Another potential explanation for the high incidence of anterior canal BPPV in this study is the possibility that some participants had apogeotropic posterior canal BPPV. This was not effectively reported in the medical records and thus cannot be commented upon. This should be addressed in future studies. One technique to help distinguish anterior canal BPPV from posterior canal apogeotropic BPPV would be the use of vHIT, as espoused by Castelucci et al. [
17].
The weaknesses of this study are those typical of a retrospective study and its short follow-up time. Longer follow-up durations are needed to see if this effect on positional vertigo is sustained beyond 12 weeks, or whether this represents a short-term fluctuation of BPPV. While the spontaneous resolution of BPPV after surgery is possible, the declining incidence of BPPV at the 1-week, 6-week, and 12-week postoperative visits suggests a causal relationship between surgical repair and reduced BPPV incidence. While the pre-op visit included objective testing, the 1-week visit did not include Dix–Hallpike testing but only patient-reported symptoms of BPPV, which could have altered the outcomes of this study. The 6-week and 12-week visits only included testing if a patient was symptomatic of positional vertigo/dizziness, unlike the preoperative visit, which included objective testing of all patients. This could also alter the outcomes of the study.
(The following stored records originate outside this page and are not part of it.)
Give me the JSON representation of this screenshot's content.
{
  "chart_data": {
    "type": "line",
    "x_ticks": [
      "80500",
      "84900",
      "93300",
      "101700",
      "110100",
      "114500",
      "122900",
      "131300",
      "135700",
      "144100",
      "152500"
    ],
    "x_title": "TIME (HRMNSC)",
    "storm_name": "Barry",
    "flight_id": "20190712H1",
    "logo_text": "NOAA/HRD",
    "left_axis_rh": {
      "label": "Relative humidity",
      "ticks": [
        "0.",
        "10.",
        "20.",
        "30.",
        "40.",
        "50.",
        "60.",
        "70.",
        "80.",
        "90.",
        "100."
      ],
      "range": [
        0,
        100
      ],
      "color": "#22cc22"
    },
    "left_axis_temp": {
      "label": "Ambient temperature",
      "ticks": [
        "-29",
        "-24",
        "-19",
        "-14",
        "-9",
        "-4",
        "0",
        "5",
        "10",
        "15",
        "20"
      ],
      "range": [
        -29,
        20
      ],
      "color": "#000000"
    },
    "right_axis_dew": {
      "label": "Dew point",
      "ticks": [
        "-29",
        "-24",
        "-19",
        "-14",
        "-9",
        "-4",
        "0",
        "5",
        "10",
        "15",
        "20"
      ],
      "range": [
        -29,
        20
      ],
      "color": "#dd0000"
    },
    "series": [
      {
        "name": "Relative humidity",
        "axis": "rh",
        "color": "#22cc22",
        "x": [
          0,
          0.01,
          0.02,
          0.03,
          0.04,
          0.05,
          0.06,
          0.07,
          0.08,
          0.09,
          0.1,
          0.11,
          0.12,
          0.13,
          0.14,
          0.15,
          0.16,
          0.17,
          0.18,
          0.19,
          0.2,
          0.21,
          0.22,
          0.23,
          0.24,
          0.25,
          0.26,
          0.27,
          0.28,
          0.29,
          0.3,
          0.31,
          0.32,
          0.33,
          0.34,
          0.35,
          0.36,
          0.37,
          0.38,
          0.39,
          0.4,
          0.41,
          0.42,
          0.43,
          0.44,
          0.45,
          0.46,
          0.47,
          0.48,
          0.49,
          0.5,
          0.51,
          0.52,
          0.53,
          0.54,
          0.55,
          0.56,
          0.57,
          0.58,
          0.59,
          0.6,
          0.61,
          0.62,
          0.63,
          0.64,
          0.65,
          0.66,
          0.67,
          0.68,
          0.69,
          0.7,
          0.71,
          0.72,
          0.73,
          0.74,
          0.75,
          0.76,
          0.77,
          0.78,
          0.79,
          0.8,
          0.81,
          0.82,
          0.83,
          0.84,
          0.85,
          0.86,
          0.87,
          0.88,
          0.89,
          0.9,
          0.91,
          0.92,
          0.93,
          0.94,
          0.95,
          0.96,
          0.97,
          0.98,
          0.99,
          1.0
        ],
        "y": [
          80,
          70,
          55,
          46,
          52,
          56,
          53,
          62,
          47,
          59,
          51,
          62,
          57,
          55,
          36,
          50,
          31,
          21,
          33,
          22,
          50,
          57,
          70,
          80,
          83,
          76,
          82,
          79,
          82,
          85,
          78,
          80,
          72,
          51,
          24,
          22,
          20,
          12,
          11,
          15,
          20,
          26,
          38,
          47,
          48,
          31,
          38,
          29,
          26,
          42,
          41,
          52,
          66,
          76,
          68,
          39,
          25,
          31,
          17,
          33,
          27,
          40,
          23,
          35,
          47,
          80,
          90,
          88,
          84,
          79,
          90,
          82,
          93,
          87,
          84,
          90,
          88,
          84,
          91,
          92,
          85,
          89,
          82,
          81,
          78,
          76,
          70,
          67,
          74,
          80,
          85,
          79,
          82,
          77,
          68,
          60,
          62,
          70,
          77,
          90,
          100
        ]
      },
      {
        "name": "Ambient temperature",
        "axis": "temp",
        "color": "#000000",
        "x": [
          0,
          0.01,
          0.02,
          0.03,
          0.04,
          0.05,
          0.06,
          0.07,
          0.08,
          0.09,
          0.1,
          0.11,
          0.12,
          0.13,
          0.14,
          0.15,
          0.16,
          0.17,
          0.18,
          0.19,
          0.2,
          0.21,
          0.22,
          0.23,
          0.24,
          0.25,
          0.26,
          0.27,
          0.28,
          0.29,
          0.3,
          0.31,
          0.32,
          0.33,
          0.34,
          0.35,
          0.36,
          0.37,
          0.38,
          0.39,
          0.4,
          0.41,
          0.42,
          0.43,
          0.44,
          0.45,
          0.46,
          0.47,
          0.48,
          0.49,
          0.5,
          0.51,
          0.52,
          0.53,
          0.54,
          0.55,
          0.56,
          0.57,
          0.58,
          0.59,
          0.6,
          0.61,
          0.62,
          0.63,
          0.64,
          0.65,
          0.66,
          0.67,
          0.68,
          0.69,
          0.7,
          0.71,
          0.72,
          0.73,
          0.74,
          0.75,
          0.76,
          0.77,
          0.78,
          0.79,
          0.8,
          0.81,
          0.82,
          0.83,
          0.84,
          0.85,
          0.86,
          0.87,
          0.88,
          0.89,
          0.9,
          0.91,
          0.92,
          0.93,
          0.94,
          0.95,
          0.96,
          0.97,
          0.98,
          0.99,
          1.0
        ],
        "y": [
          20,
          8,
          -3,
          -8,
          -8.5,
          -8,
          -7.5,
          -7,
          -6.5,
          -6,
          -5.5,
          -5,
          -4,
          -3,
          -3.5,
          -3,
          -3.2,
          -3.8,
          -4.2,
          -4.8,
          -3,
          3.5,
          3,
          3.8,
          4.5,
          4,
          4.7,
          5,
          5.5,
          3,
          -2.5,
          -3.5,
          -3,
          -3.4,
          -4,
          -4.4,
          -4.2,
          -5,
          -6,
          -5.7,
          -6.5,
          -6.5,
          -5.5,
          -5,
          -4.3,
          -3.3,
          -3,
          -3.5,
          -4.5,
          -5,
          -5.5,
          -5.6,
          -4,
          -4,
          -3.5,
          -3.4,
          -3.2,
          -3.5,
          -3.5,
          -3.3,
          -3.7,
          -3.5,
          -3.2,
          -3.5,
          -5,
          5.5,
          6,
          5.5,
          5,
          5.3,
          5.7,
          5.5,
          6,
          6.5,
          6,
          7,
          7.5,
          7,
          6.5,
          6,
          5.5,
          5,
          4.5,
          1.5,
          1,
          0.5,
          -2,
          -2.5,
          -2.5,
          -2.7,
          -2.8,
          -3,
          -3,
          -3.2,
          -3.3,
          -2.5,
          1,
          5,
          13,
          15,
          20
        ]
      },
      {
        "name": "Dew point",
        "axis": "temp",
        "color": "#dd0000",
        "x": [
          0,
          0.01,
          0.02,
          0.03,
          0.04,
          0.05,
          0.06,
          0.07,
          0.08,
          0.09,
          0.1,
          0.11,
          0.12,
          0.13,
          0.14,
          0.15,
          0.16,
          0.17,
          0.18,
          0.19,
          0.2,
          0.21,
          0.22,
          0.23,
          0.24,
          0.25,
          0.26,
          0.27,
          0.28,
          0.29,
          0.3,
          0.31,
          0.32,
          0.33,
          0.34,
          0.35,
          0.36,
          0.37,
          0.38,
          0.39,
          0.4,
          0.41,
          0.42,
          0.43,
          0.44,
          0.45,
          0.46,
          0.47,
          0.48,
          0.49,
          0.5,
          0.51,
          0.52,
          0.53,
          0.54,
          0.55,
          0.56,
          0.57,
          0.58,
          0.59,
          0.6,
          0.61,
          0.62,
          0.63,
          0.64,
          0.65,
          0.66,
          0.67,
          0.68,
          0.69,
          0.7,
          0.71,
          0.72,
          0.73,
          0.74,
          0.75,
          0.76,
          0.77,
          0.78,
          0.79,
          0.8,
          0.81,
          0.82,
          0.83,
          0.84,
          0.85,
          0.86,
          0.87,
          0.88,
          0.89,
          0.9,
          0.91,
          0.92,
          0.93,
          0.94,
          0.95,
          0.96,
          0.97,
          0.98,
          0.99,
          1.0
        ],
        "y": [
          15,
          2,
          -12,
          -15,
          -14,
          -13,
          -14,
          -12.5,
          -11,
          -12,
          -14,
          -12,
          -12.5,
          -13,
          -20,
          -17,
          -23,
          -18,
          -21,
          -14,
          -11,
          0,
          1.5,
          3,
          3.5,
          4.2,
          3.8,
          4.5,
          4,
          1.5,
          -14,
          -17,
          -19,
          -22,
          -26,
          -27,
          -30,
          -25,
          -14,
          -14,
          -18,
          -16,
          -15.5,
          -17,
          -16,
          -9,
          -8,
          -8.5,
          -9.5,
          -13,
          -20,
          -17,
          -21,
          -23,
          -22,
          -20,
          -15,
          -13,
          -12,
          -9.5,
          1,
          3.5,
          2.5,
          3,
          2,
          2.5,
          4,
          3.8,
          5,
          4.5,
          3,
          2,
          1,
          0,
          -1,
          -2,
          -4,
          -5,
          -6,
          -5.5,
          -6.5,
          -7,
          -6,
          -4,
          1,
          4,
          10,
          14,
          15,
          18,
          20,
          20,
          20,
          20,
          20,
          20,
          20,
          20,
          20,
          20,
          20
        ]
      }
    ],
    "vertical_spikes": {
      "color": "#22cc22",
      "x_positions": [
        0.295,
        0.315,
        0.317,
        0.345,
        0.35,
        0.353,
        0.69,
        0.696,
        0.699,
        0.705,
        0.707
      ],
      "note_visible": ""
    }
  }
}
However, it should be noted that all patients who preoperatively complained of positional vertigo were objectively identified as having positional nystagmus upon testing. Furthermore, the symptomatic resolution/persistence of positional vertigo was assessed in all patients. A prospective study with objective testing in all patients would be more accurate and comprehensive.
5. Conclusions
Preoperative symptoms of positional vertigo/dizziness were common among this group of patients undergoing surgery for SSCD (66%). The incidence of patients having positionally induced symptoms, while still high 1 week after surgery, was less than at the preoperative stage. By the 6-week postoperative visit, most cases of BPPV had resolved without canalith repositioning or other interventions for BPPV. By the 3-month postoperative visit, only 10% had any residual positional vertigo. While spontaneous resolution of BPPV is possible, the surgical repair of SSCD may have a positive effect on BPPV resolution.